Getting our vehicles serviced and repaired during COVID-19 has taken a backseat with the Australian Automotive Aftermarket Association (AAAA) stating 83% of automotive service and repair workshops nationally have reported a decrease in revenue, with half of all workshops reporting a downturn greater than 30%.
The auto service and repair workshop sector is one of the country’s largest, employing just over 150,000 people in 23,000 small businesses, according to the AAAA.
Citing research firm ACA Research, which it commissioned to survey more than 300 auto service and repair workshops on the effects of the pandemic, the AAAA said the survey revealed an industry under intense stress but also displaying remarkable resilience.
“When people aren’t getting their vehicle serviced or repaired that results in wider implications for businesses that make, sell and distribute brakes, oils, engine parts, tyres etc. – a sector itself that employs an additional 360,000 people,” said AAAA Chief Executive Officer Stuart Charity (pictured below).
“Despite taking such a financial hit, the auto repair and service industry is highly optimistic about the future – higher than any other small and medium business type.
“About 50% of our workshops are experiencing a 30%t or more downturn. We are only slightly behind the hospitality industry and worse than retail.
“The reduction in turnover numbers is very concerning but the optimism is encouraging. It was quite heartening to read that 64% of automotive workshops reported that they are significantly impacted in the short term but believe ‘we’ll get through it’.”
Queensland workshops reported the lowest downturn at 41%, while Victoria was the most affected state with 61% of workshops experiencing a 30% or more decline in revenue.
Regional areas have also been less affected than metropolitan, with downturn figures of 40% and 56% respectively.
Despite the optimism, the survey showed 12% cent of workshops were very concerned about surviving post COVID-19.
“If we translate that across our industry we will need to be providing some significant levels of support to about 2750 workshops nationwide,” Mr Charity said.
He said the industry was hit hard because consumers were unsure about whether they could go to a workshop, particularly under the well-publicised state restrictions and edicts to stay home.

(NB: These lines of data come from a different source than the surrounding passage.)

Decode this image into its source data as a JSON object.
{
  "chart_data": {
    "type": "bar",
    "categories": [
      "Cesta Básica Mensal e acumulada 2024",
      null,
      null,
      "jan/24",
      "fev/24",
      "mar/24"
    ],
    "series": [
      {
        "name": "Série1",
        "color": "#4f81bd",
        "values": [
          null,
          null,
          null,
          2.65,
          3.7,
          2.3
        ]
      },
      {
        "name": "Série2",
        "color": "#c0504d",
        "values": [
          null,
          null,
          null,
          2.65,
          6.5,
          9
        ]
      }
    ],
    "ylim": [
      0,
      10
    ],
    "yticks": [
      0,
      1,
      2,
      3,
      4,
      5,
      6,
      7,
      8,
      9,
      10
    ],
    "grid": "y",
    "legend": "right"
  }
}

“Despite this, most see this unprecedented situation as having a short-term impact,” Mr Charity said.
“They share a level of confidence about the ongoing viability of their business and they are more optimistic of a bounce back than any other sector.
“Consumers will need to attend to overdue services, or they will need an urgent repair to a vehicle that has been idle for a number of weeks.”

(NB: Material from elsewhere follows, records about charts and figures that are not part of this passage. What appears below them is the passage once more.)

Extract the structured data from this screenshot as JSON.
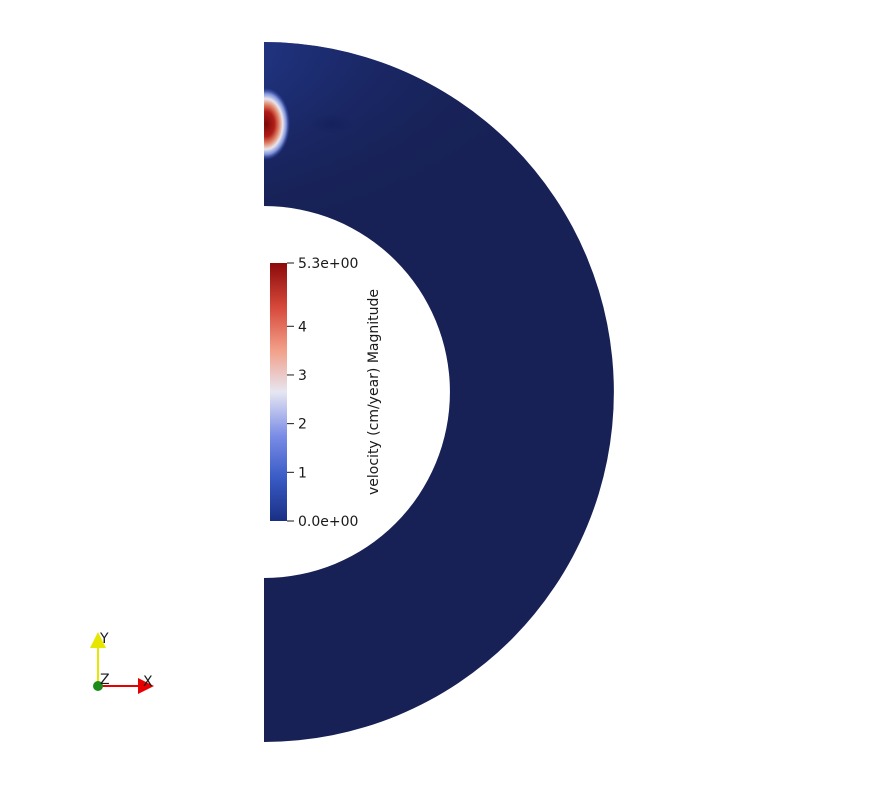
{
  "colorbar": {
    "title": "velocity (cm/year) Magnitude",
    "max_label": "5.3e+00",
    "min_label": "0.0e+00",
    "range": [
      0,
      5.3
    ],
    "tick_labels": [
      "4",
      "3",
      "2",
      "1"
    ],
    "tick_values": [
      4,
      3,
      2,
      1
    ],
    "colormap": [
      "#192f84",
      "#3a5cc6",
      "#7a8ce6",
      "#e6e6f2",
      "#f2a08a",
      "#d6483a",
      "#8b0a0a"
    ]
  },
  "shell": {
    "background_color": "#172155",
    "hotspot_color": "#8b0a0a"
  },
  "orientation_axes": {
    "y_label": "Y",
    "x_label": "X",
    "z_label": "Z",
    "y_color": "#e6e600",
    "x_color": "#e60000",
    "z_color": "#1a8c1a"
  }
}
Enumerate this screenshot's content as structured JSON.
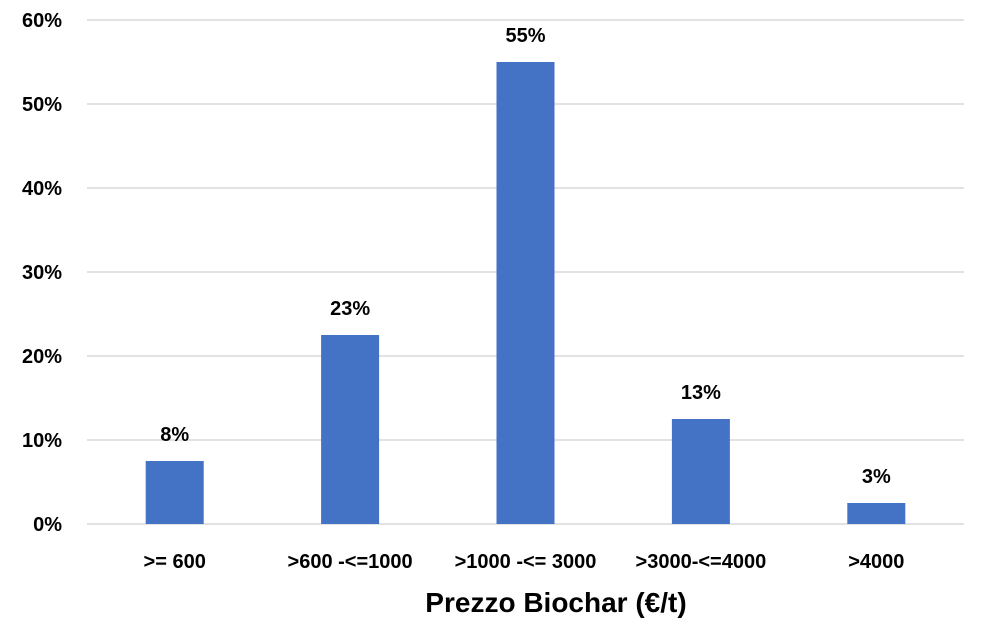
{
  "chart_data": {
    "type": "bar",
    "title": "",
    "xlabel": "Prezzo Biochar (€/t)",
    "ylabel": "",
    "categories": [
      ">= 600",
      ">600 -<=1000",
      ">1000 -<= 3000",
      ">3000-<=4000",
      ">4000"
    ],
    "values": [
      7.5,
      22.5,
      55,
      12.5,
      2.5
    ],
    "data_labels": [
      "8%",
      "23%",
      "55%",
      "13%",
      "3%"
    ],
    "ylim": [
      0,
      60
    ],
    "yticks": [
      0,
      10,
      20,
      30,
      40,
      50,
      60
    ],
    "ytick_labels": [
      "0%",
      "10%",
      "20%",
      "30%",
      "40%",
      "50%",
      "60%"
    ],
    "grid": true,
    "legend": "none",
    "bar_color": "#4472C4",
    "grid_color": "#D9D9D9"
  }
}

The survey, which was conducted in May, also collected data on satisfaction with government response to the pandemic, finding that 85% of workshops were either “somewhat” or “extremely satisfied” with the government’s business response, while 36% were extremely satisfied, which is higher than every other small business sector.
Lesley Yates, AAAA Director of Government Relations, said: “The survey also showed good take-up of both the JobKeeper (52%) and the apprentice wage support offer (78%).
“Interestingly, and perhaps as a demonstration of the optimism in auto workshops, 25% of businesses are taking up the instant asset write-off and accelerated depreciation deductions.
“Clearly some businesses are in a positive financial position and can invest in tools and equipment during these hard times. These workshops are going to be able to gear up quickly and meet the market in what is likely to be an increase in consumer activity during the recovery.”